Make a list of things that would be better having surgery. I know I always say that but it is true.
You will feel so much better.
Take care and best wishes to you.
We did not become obese by eating healthy. So there are a lot of changes coming. It does get easier.
This is a great place to come for information. Also I great place to vent. Great place to come for support and give support.
your post brought back flashbacks of how I was desperate for carrot and celery sticks when I was on the pre-surgery shake diet. Not a fun time.
What got me through was knowing that I was shrinking my liver to make surgery easier for the surgeon and less risky for me. I also thought of the pre-surgery diet as the end of my suffering and a minor alleviation from my obesity. I knew that if I stuck to the shakes, I would lose weight and feel better. I lost 11lbs on the shakes and that helped my clothes be a little looser, which helped me feel more comfortable. The largest clothing size I could buy in my city was size 28 and that was tight before surgery, so I was uncomfortable all the time. That little bit of weight loss was really relieving.
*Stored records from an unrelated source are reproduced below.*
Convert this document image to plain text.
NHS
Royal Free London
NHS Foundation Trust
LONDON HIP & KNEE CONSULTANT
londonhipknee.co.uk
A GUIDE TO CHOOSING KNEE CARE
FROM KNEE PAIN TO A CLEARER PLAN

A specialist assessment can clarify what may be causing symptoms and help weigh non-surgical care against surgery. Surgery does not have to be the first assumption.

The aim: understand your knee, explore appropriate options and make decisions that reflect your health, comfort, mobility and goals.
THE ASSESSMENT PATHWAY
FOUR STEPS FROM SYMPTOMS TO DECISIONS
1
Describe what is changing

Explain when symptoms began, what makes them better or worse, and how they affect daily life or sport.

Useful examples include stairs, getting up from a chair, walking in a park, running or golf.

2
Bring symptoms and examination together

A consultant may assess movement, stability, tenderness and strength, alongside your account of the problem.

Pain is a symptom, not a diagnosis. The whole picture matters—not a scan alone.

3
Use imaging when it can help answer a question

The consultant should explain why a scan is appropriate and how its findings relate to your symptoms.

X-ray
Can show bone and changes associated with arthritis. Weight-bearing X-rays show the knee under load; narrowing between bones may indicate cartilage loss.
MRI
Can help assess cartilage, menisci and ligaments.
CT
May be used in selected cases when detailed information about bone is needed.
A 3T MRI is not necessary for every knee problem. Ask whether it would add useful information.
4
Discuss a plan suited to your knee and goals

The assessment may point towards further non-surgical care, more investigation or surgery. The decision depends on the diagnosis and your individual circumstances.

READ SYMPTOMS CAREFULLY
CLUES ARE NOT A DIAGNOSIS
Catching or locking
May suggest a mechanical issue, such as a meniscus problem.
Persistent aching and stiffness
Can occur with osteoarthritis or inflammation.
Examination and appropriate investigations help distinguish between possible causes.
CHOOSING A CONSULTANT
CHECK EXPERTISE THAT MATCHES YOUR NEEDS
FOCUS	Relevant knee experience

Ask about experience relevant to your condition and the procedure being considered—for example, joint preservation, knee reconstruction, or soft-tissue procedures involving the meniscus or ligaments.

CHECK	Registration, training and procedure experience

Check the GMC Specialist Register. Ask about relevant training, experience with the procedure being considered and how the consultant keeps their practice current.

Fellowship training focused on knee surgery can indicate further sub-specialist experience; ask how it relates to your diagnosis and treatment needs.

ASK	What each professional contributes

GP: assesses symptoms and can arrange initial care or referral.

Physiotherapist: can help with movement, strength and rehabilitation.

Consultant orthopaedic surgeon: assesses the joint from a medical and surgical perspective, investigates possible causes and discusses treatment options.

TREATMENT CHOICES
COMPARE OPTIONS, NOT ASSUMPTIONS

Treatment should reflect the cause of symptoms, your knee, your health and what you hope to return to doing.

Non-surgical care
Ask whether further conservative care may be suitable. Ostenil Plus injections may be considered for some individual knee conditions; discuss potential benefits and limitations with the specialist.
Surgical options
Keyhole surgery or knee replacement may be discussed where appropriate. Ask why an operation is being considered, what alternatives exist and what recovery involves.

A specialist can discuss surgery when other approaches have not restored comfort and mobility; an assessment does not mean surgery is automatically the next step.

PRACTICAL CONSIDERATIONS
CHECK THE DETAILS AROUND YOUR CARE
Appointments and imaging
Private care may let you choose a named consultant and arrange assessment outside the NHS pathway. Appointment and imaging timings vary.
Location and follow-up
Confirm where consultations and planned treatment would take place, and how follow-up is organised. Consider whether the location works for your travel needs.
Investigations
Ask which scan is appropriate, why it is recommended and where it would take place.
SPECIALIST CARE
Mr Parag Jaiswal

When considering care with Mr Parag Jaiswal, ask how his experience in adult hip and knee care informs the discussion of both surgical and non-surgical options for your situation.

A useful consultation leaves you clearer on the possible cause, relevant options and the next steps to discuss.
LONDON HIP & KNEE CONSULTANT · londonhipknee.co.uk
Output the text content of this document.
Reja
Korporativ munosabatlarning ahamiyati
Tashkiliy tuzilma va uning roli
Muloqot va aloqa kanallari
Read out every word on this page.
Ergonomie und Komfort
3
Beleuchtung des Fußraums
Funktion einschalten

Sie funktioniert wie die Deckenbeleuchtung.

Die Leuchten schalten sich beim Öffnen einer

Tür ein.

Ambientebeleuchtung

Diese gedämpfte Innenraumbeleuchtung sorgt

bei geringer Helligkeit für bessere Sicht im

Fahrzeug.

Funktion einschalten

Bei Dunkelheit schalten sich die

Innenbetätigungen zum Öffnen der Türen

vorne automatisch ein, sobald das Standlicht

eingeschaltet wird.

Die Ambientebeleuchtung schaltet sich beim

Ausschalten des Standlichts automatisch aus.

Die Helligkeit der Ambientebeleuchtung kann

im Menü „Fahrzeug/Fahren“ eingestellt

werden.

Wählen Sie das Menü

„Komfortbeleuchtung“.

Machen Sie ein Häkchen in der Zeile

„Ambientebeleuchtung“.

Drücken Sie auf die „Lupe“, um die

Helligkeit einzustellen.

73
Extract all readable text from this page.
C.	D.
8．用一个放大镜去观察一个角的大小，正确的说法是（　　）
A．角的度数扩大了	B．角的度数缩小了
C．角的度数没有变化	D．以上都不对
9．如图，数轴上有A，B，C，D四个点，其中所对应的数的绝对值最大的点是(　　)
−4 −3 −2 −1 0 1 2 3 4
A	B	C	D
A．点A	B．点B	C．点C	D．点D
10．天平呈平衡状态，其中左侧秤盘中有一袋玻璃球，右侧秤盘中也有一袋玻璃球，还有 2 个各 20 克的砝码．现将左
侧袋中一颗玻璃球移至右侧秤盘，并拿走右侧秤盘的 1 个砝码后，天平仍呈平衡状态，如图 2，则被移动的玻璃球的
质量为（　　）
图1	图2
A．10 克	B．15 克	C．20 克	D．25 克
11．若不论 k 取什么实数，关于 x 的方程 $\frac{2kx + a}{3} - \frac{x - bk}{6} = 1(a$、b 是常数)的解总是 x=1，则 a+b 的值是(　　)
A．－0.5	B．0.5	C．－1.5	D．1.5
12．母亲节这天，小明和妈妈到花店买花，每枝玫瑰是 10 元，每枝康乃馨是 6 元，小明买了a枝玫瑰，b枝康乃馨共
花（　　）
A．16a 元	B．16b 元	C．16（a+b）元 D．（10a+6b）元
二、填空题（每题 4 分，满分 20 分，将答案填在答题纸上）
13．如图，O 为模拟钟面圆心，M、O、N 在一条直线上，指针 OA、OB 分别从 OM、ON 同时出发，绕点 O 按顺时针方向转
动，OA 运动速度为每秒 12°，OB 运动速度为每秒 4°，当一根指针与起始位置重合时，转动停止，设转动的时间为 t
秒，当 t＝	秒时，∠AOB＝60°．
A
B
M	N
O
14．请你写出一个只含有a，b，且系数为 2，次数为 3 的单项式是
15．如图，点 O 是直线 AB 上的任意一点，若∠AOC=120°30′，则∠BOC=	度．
My husband brought home junk food a lot while I was on the shakes. I felt angry and had to hide away in my room while he ate in the living room. I was used to always sharing whatever he ate, but I realized it had to end then. I realized that that's what was causing me to suffer with obesity. As unhappy as I was being around people eating, I was more unhappy suffering as I was and knew that was I was doing and preparing for would be my only way out.
I had my surgery on Friday. The three weeks of shakes sucked. I didn't cheat. I wanted to. I really really wanted to. There were times when I had food in my hand and I would hold it and smell it and then I would put it back. First day on optifast my boyfriend brought home pizza. Second day he had McDonalds. Instead of eating I walked and did strength training. I have not had to use pain killers since Sunday afternoon. Probably didn't need them since Saturday but was being careful. The nurses at the hospital were amazed at how soon I was up and walking and not struggling. The nurses asked me what I had done pre surgery and I told them I didn't cheat and I exercised and they said that was probably what made my post surgery days much easier. I had a hysterectomy in August and it was worse than this. I didn't take care of myself before that surgery and I believe it made I difference for me. As hard as the prediet is not being in the pain and discomfort that was worth it for me now. If I can do this, I know you can.
That is one of the worst parts of all of this, but I have to say that within a few weeks after surgery I could barely even remember the pre-op diet phase. It really is worth it and you will feel so proud that you did it! When I tell people now about the pre-op diet they can't believe people have to do that and praise me for doing it. Keep going forward and stay positive!